I know that you’re working on a case right now that is a very interesting case. It’s actually going to go to court. Tell me more about that.
Stacey: This is a situation where the man was very ill. It was his second marriage, and he had three daughters from the first marriage. He wrote a will that said, “I leave everything under my will to my wife but only because I have a directed beneficiary account that’s gonna benefit my three daughters.”
He then became more ill, and his wife got a power of attorney for him that included the power to change a beneficiary. A few days before he died, she changed the beneficiary on that directed beneficiary account – it was an IRA account – to herself.
Clearly, that was not in line with what he would have wanted. She did it, so now we’re going to court to try to undo what happened there, because she actually had the power under the power of attorney to change a beneficiary.
Patti: That is really interesting. In that case, the power of attorney gave her that opportunity to change the beneficiary. From a legal perspective, she did have the power to do that. However, doing it a couple of days before he died, it just doesn’t meet the smell test. Does it?
Stacey: No. Luckily, the lawyer who wrote this power of attorney was very good. She mentioned the fact that any use of that type of a power to make a gift like that should be in line with his whole estate plan.
We think we’ll be successful in this case because of what he had written in his will, that he wanted those accounts to go to those children. They’re otherwise disinherited.
Patti: Very interesting.
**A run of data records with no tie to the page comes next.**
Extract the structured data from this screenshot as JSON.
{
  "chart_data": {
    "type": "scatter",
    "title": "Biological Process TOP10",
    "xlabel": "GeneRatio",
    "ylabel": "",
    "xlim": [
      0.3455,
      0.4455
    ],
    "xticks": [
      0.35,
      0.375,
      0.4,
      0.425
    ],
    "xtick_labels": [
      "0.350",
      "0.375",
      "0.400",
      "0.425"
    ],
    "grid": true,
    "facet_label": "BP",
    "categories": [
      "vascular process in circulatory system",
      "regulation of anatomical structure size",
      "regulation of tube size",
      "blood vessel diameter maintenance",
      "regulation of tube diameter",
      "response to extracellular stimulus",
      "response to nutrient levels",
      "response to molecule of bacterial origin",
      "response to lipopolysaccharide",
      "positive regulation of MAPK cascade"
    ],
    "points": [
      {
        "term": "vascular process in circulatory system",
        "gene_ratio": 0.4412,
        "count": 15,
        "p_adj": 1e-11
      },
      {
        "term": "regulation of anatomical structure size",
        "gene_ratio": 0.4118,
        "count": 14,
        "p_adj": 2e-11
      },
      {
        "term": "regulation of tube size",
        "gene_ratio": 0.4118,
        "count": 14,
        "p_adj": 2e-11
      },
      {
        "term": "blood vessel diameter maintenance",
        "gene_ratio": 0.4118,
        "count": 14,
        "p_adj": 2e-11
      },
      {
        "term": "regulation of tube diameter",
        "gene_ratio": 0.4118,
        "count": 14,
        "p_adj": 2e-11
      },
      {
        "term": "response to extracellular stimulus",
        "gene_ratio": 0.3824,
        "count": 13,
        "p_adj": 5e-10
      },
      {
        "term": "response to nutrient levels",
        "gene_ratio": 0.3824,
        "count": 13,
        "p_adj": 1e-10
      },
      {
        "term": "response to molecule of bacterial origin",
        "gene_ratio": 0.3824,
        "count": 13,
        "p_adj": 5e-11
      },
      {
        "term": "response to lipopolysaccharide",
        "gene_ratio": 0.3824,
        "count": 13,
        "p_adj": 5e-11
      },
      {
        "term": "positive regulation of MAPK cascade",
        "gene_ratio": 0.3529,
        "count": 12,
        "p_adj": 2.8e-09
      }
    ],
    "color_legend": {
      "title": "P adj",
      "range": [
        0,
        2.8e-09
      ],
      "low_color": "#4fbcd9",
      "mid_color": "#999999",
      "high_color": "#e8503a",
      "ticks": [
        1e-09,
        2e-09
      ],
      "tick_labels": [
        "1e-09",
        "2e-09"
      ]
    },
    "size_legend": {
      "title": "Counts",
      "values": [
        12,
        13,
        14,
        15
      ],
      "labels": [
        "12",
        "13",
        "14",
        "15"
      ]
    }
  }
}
Very interesting.
Stacey: We’ll see what happens.
Patti: These little nuances in the documents can really make a difference. It can make or break the overall estate plan. I think that is one example. The other example is gifts. The power of attorney may or may not be given the opportunity to gift assets while you’re still alive to other people and to themselves.
Stacey: Right. We try to really speak carefully with the clients about those gift provisions. Sometimes they’re appropriate, sometimes they might be too broad. You just have to look at the situation and see what’s right and really go through those powers with the client and see if it’s what is appropriate for them.
Patti: Stacey, thank you so much for joining us today and bringing not just your expertise but your wisdom to the show and to our listeners today.
For those of you who want to reach out to Stacey directly, we’ll have her contact information in the show notes. Again, Stacey, you’ve made such a difference for us and for all of our clients. Thank you so much for joining us.
Stacey: Thank you, Patti.
Patti: OK folks. That’s it for today, so tune in to our next show. In the meantime, I hope y’all have just a wonderful day. This is Patti Brennan. You take care and have a great day.